Many application systems make use of various forms of asynchronously updated replicas to improve scalability, availability and performance. If an application uses replicas that are not in sync with source data, it is clearly willing to accept results that are not completely current, but typically with some limits on how stale the data can be. Today, such requirements are not explicitly declared anywhere; consequently, the system cannot detect when they are not met and take appropriate action. Instead, data currency requirements are implicitly expressed in the application logic through the choice of data sources. This resembles the situation in the early days of database systems when programmers had to choose what indexes to use and how to join records.
This dissertation is about extending DBMS support for relaxed consistency. We envision a scenario where applications are allowed to explicitly express relaxed currency and consistency (C&C) requirements in SQL; an administrator can explicitly express the desired local data C&C level in the cache schema; and query processing provides transactional guarantees for the C&C requirements of a query. Our research provides a comprehensive solution to this problem.
The first part extends SQL with a new currency clause, allowing queries to explicitly express customized C&C constraints. We suggest a tentative syntax and develop a formal model that rigorously defines the semantics, thereby providing correctness standards for the use of replicated or cached data.
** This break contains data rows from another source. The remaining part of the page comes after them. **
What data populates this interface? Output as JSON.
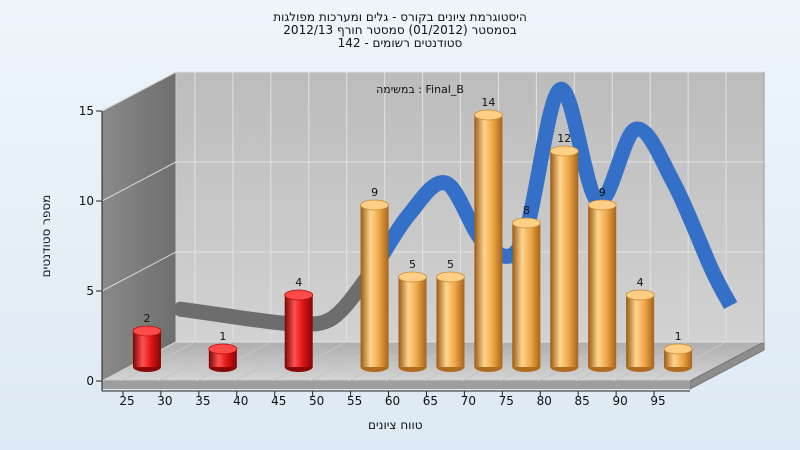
{
  "chart_data": {
    "type": "bar",
    "title_lines": [
      "היסטוגרמת ציונים בקורס - גלים ומערכות מפולגות",
      "בסמסטר (01/2012) סמסטר חורף 2012/13",
      "סטודנטים רשומים - 142"
    ],
    "annotation": "במשימה : Final_B",
    "ylabel": "מספר סטודנטים",
    "xlabel": "טווח ציונים",
    "xticks": [
      25,
      30,
      35,
      40,
      45,
      50,
      55,
      60,
      65,
      70,
      75,
      80,
      85,
      90,
      95
    ],
    "yticks": [
      0,
      5,
      10,
      15
    ],
    "ylim": [
      0,
      15
    ],
    "grid": true,
    "bars": [
      {
        "x": 25,
        "value": 2,
        "color": "#e01818"
      },
      {
        "x": 35,
        "value": 1,
        "color": "#e01818"
      },
      {
        "x": 45,
        "value": 4,
        "color": "#e01818"
      },
      {
        "x": 55,
        "value": 9,
        "color": "#f0a848"
      },
      {
        "x": 60,
        "value": 5,
        "color": "#f0a848"
      },
      {
        "x": 65,
        "value": 5,
        "color": "#f0a848"
      },
      {
        "x": 70,
        "value": 14,
        "color": "#f0a848"
      },
      {
        "x": 75,
        "value": 8,
        "color": "#f0a848"
      },
      {
        "x": 80,
        "value": 12,
        "color": "#f0a848"
      },
      {
        "x": 85,
        "value": 9,
        "color": "#f0a848"
      },
      {
        "x": 90,
        "value": 4,
        "color": "#f0a848"
      },
      {
        "x": 95,
        "value": 1,
        "color": "#f0a848"
      }
    ],
    "curve": {
      "x": [
        27.5,
        32.5,
        37.5,
        42.5,
        47.5,
        52.5,
        57.5,
        62.5,
        67.5,
        72.5,
        77.5,
        82.5,
        87.5,
        92.5,
        97.5,
        100
      ],
      "values": [
        2.8,
        2.5,
        2.2,
        2.0,
        2.3,
        4.8,
        8.0,
        9.8,
        6.5,
        6.5,
        15.0,
        8.8,
        12.8,
        9.8,
        5.0,
        3.0
      ],
      "color": "#3570c8",
      "shadow_color": "#6d6d6d"
    }
  }
}
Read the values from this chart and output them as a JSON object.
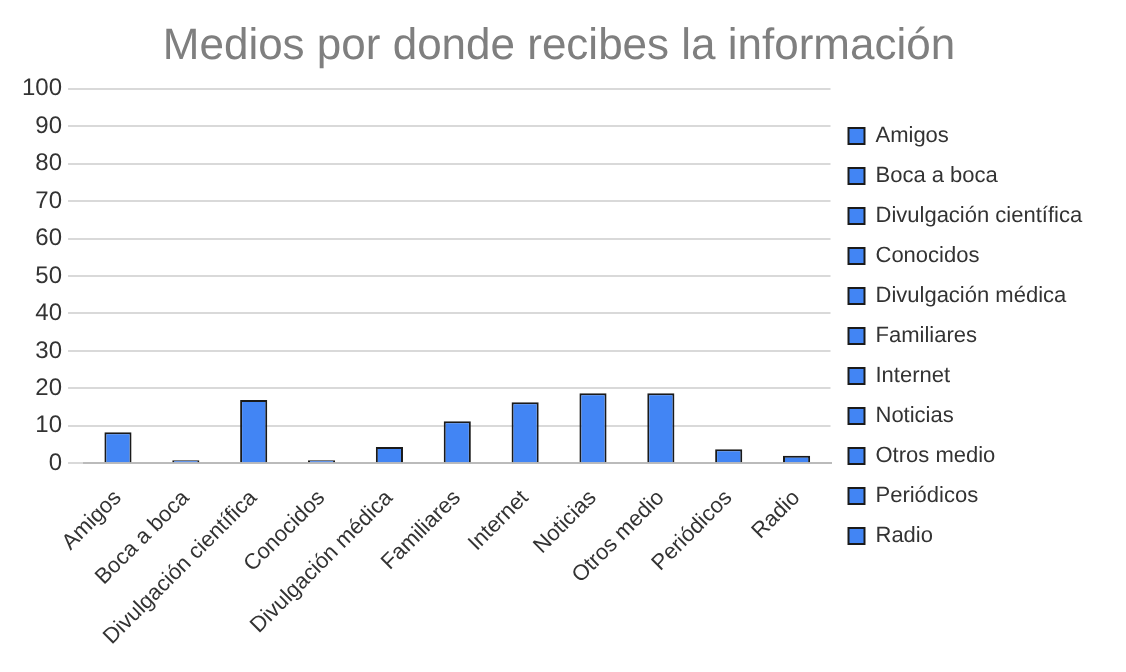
{
  "chart_data": {
    "type": "bar",
    "title": "Medios por donde recibes la información",
    "categories": [
      "Amigos",
      "Boca a boca",
      "Divulgación científica",
      "Conocidos",
      "Divulgación médica",
      "Familiares",
      "Internet",
      "Noticias",
      "Otros medio",
      "Periódicos",
      "Radio"
    ],
    "series": [
      {
        "name": "Amigos",
        "color": "#4285f4",
        "values": [
          8.3,
          null,
          null,
          null,
          null,
          null,
          null,
          null,
          null,
          null,
          null
        ]
      },
      {
        "name": "Boca a boca",
        "color": "#4285f4",
        "values": [
          null,
          0.8,
          null,
          null,
          null,
          null,
          null,
          null,
          null,
          null,
          null
        ]
      },
      {
        "name": "Divulgación científica",
        "color": "#4285f4",
        "values": [
          null,
          null,
          16.9,
          null,
          null,
          null,
          null,
          null,
          null,
          null,
          null
        ]
      },
      {
        "name": "Conocidos",
        "color": "#4285f4",
        "values": [
          null,
          null,
          null,
          0.8,
          null,
          null,
          null,
          null,
          null,
          null,
          null
        ]
      },
      {
        "name": "Divulgación médica",
        "color": "#4285f4",
        "values": [
          null,
          null,
          null,
          null,
          4.3,
          null,
          null,
          null,
          null,
          null,
          null
        ]
      },
      {
        "name": "Familiares",
        "color": "#4285f4",
        "values": [
          null,
          null,
          null,
          null,
          null,
          11.2,
          null,
          null,
          null,
          null,
          null
        ]
      },
      {
        "name": "Internet",
        "color": "#4285f4",
        "values": [
          null,
          null,
          null,
          null,
          null,
          null,
          16.3,
          null,
          null,
          null,
          null
        ]
      },
      {
        "name": "Noticias",
        "color": "#4285f4",
        "values": [
          null,
          null,
          null,
          null,
          null,
          null,
          null,
          18.7,
          null,
          null,
          null
        ]
      },
      {
        "name": "Otros medio",
        "color": "#4285f4",
        "values": [
          null,
          null,
          null,
          null,
          null,
          null,
          null,
          null,
          18.7,
          null,
          null
        ]
      },
      {
        "name": "Periódicos",
        "color": "#4285f4",
        "values": [
          null,
          null,
          null,
          null,
          null,
          null,
          null,
          null,
          null,
          3.7,
          null
        ]
      },
      {
        "name": "Radio",
        "color": "#4285f4",
        "values": [
          null,
          null,
          null,
          null,
          null,
          null,
          null,
          null,
          null,
          null,
          2.0
        ]
      }
    ],
    "ylim": [
      0,
      100
    ],
    "yticks": [
      0,
      10,
      20,
      30,
      40,
      50,
      60,
      70,
      80,
      90,
      100
    ],
    "grid": "y",
    "legend": "right"
  }
}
The second part develops a data quality-aware, fine-grained cache model based on four fundamental cache properties. Such a model provides an abstract view of the cache to the query processing layer, and opens the door for adaptive cache management. The third part presents query processing methods for enforcing C&C constraints, which is built on the MTCache framework. The optimizer checks most consistency constraints and generates a dynamic plan that includes currency and inexpensive consistency checks. Our solution not only supports transparent caching but also provides transactional data quality guarantees.
The last part establishes a realistic model for a database caching system and reports a holistic performance evaluation, offering insights into performance tradeoffs.